|Place of birth:||Chicoutimi, Quebec|
|Place of death:||Chicoutimi, Quebec|
|Year of birth:||1905|
|Year of death:||1988|
|Source of information:||Vivian Williams|
This is Louis Boudreault's autobiography, written for his 1977 Voyager LP "Louis Boudreault: Old Time Fiddler of Chicoutimi, Quebec" (currently Voyager CD 322), as translated by Michelle DeLaurenti.
"Summary of the life of a fiddler. Born in Chicoutimi on July 8th, 1905 of a modest family; having the ability to get along with everyone. His father Idas Boudreault played the violin with a special style. His son Louis, when 11 years old, one day alone in the house, fascinated by the fact that his father had repaired a violin smaller than he had seen before, took the small violin and started to find the notes of a tune he knew how to sing, finding in a few minutes that perhaps he could do like his father. This was the start of his fiddling career which after all was not very active.

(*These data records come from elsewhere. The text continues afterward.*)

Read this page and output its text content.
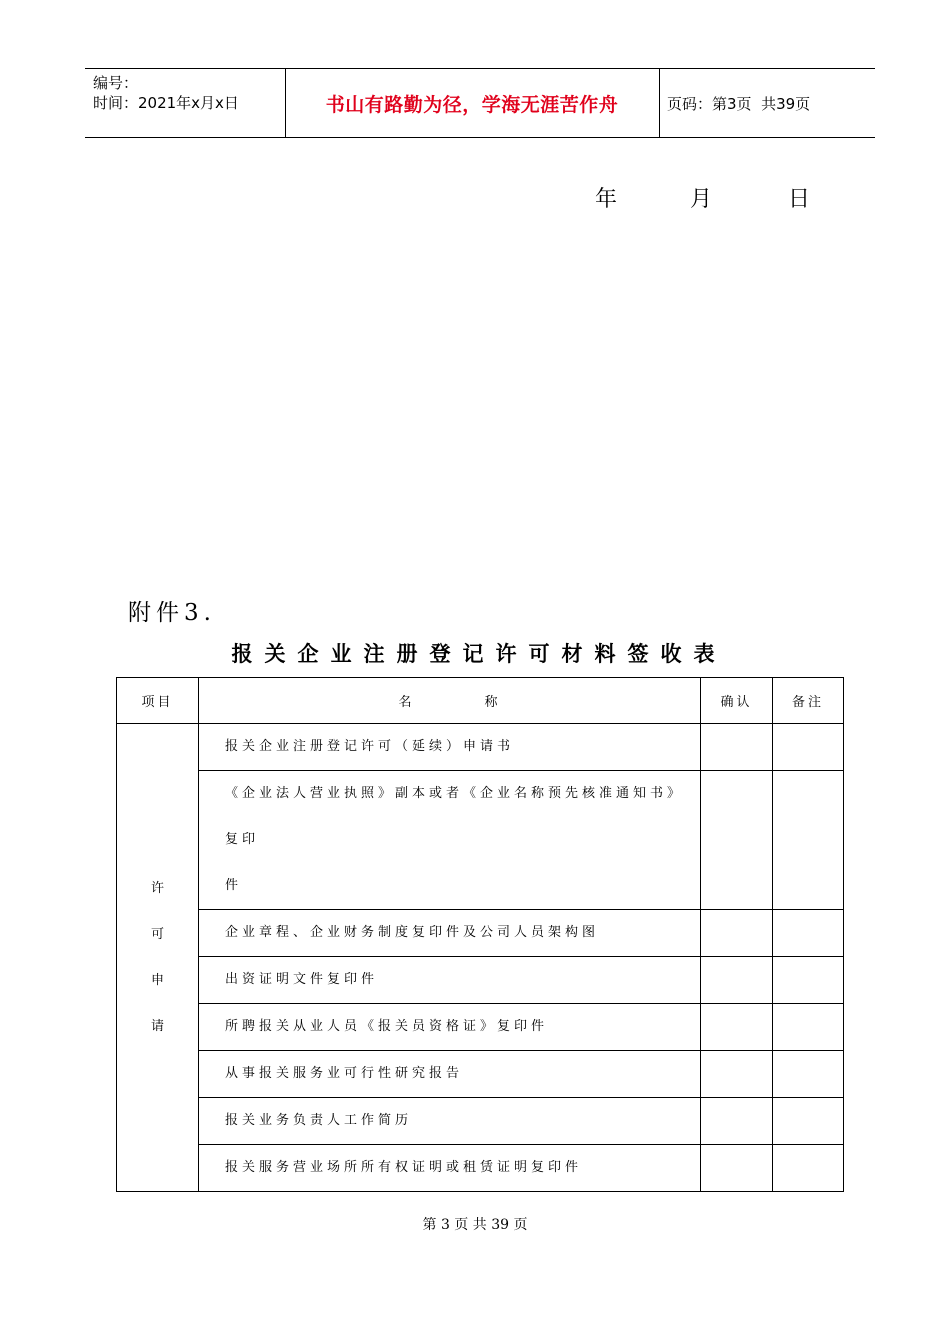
编号：
时间：2021年x月x日	书山有路勤为径，学海无涯苦作舟	页码：第3页  共39页
年	月	日
附件3.
报关企业注册登记许可材料签收表
项目	名 称	确认	备注

许
可
申
请	报关企业注册登记许可（延续）申请书		

	《企业法人营业执照》副本或者《企业名称预先核准通知书》复印
件		

	企业章程、企业财务制度复印件及公司人员架构图		
	出资证明文件复印件		
	所聘报关从业人员《报关员资格证》复印件		
	从事报关服务业可行性研究报告		
	报关业务负责人工作简历		
	报关服务营业场所所有权证明或租赁证明复印件		
第 3 页 共 39 页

"As was the custom, a fiddler was hired for weddings which could last as long as three days. Louis soon found out that this was very unhealthy and that he should not continue to breathe the dust produced by the dancers' feet, which was very bad for his lungs. At 15, he began to work with his father building houses. By nature both agile and clever, he quickly became a very good carpenter which enabled him to earn his livelihood. In the winter he became a lumberjack, staying at a logging camp 4 to 5 months at a time, and always ready to entertain his friends with his violin, especially Saturdays and Sundays.
"Around the '30's, there was a radical change in the manner of entertainment. The Charleston, the boogie-woogie, rock & roll and other dances became the obsession of the young and the folklore gradually disappeared. For this reason he put his violin aside, only occasionally visiting other fiddlers to learn reels in different keys. What fascinated him was to play what they called flat tone (B flat) or F. Even in his area, he was the only one to have kept the style and the reels played by his father and his grand-uncle Thomas Vaillancourt of Lac St.-Jean. He started playing violin again to enter a fiddler's competition, and won the first prize in 1970."